The sheer scale of the killing makes the siege of Mosul one of the greatest war crimes of the post-World War II era. While before the city fell to the Islamic State of Iraq and Syria (ISIS) in June of 2014 it had a population of approximately 2 million, by the time the siege began, there were still at least 1.2 million civilians trapped in Mosul. This population was subjected to horrific violence. Earlier, the UK-based monitoring group Airwars had provided an estimate of 5,805 civilians killed in airstrikes by the US-led “coalition” between February 19 and June 19. This figure excluded those killed in the four preceding months of the siege, as well as those who died in the last three weeks of the intensive bombardment that reduced western Mosul’s Old City to rubble. In his interview with Cockburn, Zebari attributed a significant share of the carnage to the relentless artillery bombardment of western Mosul by Iraq’s militarized federal police, using weapons that are inaccurate and of use only in terms of demolishing entire neighborhoods rather than targeting fighters of the Islamic State of Iraq and Syria.

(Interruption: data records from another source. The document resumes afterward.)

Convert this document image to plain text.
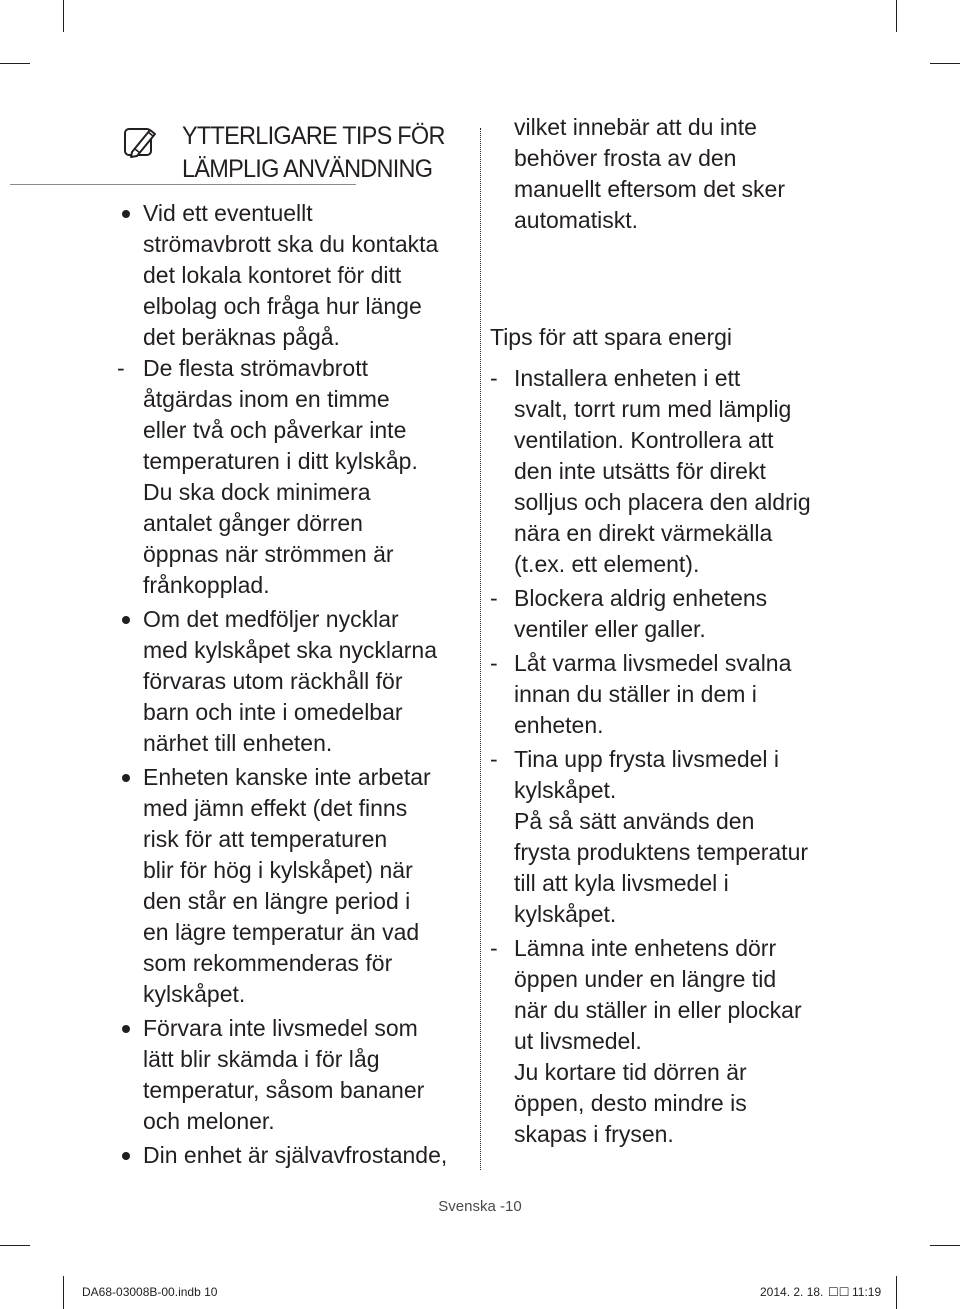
YTTERLIGARE TIPS FÖR
LÄMPLIG ANVÄNDNING
Vid ett eventuellt
strömavbrott ska du kontakta
det lokala kontoret för ditt
elbolag och fråga hur länge
det beräknas pågå.
- De flesta strömavbrott
åtgärdas inom en timme
eller två och påverkar inte
temperaturen i ditt kylskåp.
Du ska dock minimera
antalet gånger dörren
öppnas när strömmen är
frånkopplad.
Om det medföljer nycklar
med kylskåpet ska nycklarna
förvaras utom räckhåll för
barn och inte i omedelbar
närhet till enheten.
Enheten kanske inte arbetar
med jämn effekt (det finns
risk för att temperaturen
blir för hög i kylskåpet) när
den står en längre period i
en lägre temperatur än vad
som rekommenderas för
kylskåpet.
Förvara inte livsmedel som
lätt blir skämda i för låg
temperatur, såsom bananer
och meloner.
Din enhet är självavfrostande,
vilket innebär att du inte
behöver frosta av den
manuellt eftersom det sker
automatiskt.
Tips för att spara energi
- Installera enheten i ett
svalt, torrt rum med lämplig
ventilation. Kontrollera att
den inte utsätts för direkt
solljus och placera den aldrig
nära en direkt värmekälla
(t.ex. ett element).
- Blockera aldrig enhetens
ventiler eller galler.
- Låt varma livsmedel svalna
innan du ställer in dem i
enheten.
- Tina upp frysta livsmedel i
kylskåpet.
På så sätt används den
frysta produktens temperatur
till att kyla livsmedel i
kylskåpet.
- Lämna inte enhetens dörr
öppen under en längre tid
när du ställer in eller plockar
ut livsmedel.
Ju kortare tid dörren är
öppen, desto mindre is
skapas i frysen.
Svenska -10
DA68-03008B-00.indb 10	2014. 2. 18. ☐☐ 11:19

The report issued earlier this month by Amnesty International, “At Any Cost: The Civilian Catastrophe in West Mosul,” also pointed to the devastating effect of these bombardments, which were used to compensate for the lack of sufficient numbers of adequately trained Iraqi troops to throw into combat in the crowded streets and alleyways of Mosul’s Old City. “Pro-government forces relied heavily upon explosive weapons with wide area effects such as IRAMs (Improvised Rocket Assisted Munitions),” Amnesty charged. “With their crude targeting abilities, these weapons wreaked havoc in densely populated west Mosul, where large groups of civilians were trapped in homes or makeshift shelters. Even in attacks that seem to have struck their intended military target, the use of unsuitable weapons or failure to take other necessary precautions resulted in needless loss of civilian lives.”
The report described the artillery and rocket launchers employed by the Iraqi forces, working closely with US special forces “advisors,” as “indiscriminate weapons” that “must never be used in the vicinity of civilians.” One indication of the scale of the killing has come, unintentionally, from the Iraqi government itself. Since proclaiming Mosul’s “liberation” on July 10, Iraqi officials have put out a statement claiming that its forces had “liquidated 16,467 terrorists.” When the siege began, US commanders estimated that there were somewhere between 3,000 and 5,000 ISIS fighters in the city. An obvious explanation for this discrepancy is that any male Iraqi killed in the city, fighters and civilians alike, has been designated as a member of ISIS. Despite the fanfare by the Baghdad government over Mosul’s “liberation” and victory over ISIS, fighting is still being reported within the city, with guerrilla bands carrying out lethal attacks on Iraqi government units.